GAAP vs. Real Losers

  • This chart shows the performance of three groups of firms.
  • GAAP losers – firms where expenses exceed sales, but once an intangible investment adjustment is made they turn profitable. In other words they are investing.
  • Real losers – these are firms that even after the adjustment is made are still loss making.
  • Profitable firms – at the outset these firms are profitable i.e. sales exceed all expenses.
  • From 1980 – 2017, GAAP losers substantially outperformed
  • NB the outperformance vs. profitable firms really shows up post 1996. “The message is that the market ultimately recognizes and pays for intangible investments that create value, even if they create losses in the short term.
  • This chart comes via Investment Talk, a brilliant curation of all manner of investment resources.
  • Source, Original.

Value Stocks Valuation

  • The cheapest stocks are no longer that cheap.
  • Source.
  • Footnote: Empirical Research Analysis, National Bureau of Economic Research. As of June 30, 2022. Cheapest quintile refers to the most undervalued 20% of stocks in an analysis of large-capitalization US stocks. Standard Deviation is a measure of dispersion of a data set from its mean. Prior to 1952, the spread is measured using the price-to-book data of the largest 1,500 stocks. Current Level refers to the valuation spread as of June 30, 2022 which is 0.4 standard deviations above the mean.
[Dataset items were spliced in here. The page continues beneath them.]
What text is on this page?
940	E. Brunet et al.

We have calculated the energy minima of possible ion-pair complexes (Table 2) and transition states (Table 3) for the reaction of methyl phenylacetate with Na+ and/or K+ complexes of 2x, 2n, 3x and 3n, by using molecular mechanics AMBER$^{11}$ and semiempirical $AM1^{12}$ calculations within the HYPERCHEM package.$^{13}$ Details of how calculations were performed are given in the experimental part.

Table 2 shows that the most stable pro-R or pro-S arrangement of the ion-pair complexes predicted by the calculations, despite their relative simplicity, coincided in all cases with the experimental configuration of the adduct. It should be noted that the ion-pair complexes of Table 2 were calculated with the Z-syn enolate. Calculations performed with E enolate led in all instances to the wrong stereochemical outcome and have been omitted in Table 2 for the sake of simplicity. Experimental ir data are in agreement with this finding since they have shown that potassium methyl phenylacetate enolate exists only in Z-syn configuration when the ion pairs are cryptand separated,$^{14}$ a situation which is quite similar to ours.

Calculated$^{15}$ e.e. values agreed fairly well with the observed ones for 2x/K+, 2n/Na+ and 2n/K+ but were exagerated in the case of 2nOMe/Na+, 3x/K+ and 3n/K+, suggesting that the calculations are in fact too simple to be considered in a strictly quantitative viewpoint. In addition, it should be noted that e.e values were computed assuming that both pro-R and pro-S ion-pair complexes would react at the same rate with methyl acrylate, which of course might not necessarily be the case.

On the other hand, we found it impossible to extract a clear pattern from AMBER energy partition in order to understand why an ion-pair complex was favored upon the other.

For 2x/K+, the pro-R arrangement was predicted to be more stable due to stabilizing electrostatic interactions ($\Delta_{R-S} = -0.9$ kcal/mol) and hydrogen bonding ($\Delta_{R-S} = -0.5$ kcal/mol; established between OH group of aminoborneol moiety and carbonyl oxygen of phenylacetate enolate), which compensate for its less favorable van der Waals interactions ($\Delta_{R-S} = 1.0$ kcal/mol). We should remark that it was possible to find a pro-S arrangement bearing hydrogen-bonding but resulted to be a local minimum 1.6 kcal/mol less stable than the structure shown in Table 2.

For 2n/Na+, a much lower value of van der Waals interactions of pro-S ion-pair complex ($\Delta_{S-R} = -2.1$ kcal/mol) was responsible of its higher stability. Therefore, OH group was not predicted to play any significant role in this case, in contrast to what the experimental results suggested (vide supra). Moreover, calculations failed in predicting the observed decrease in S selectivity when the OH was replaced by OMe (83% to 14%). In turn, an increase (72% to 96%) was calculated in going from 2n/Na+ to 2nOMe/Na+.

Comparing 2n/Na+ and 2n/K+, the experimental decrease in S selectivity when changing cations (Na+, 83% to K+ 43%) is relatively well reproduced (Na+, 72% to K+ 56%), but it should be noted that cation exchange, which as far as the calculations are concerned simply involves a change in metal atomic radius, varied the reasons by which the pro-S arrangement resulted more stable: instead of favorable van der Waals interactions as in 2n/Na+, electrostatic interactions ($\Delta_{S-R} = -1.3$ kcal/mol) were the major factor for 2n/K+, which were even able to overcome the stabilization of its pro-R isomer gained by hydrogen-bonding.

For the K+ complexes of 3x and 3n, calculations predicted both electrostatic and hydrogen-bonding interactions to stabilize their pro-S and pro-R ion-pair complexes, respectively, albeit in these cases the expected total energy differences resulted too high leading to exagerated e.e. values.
The Best Strategies for Inflationary Times

  • Most investors, including me, have limited experience of inflationary risk.
  • This paper, from 2021, is an excellent guide – looking at passive/active strategies across asset classes over the past 95 years.
  • As we have seen it is tough – unexpected inflation is bad for traditional assets (bonds, equities). Commodities do well but depends which ones. Trend following and active equity are the best protection.

ETF Performance Post Launch

  • Ben-David et al. (2021) tried to ask a simple question.
  • How did the model portfolios on which ETFs are built fare five years after launch when compared to three years before? measured relative to the benchmark selected by the managers themselves.
  • The results aren’t pretty.
  • Thematic strategies that added 3-5% a year pre-launch, lost 4-5% a year in the five years after.
  • It seems that hype in various areas, leads to a launch of ETFs which then don’t add any alpha.
  • So be careful when you invest in the next hot thing via ETF.
  • Note this is just the model portfolio performance (e.g. index) and NOT the ETF itself (though it should track very closely after costs).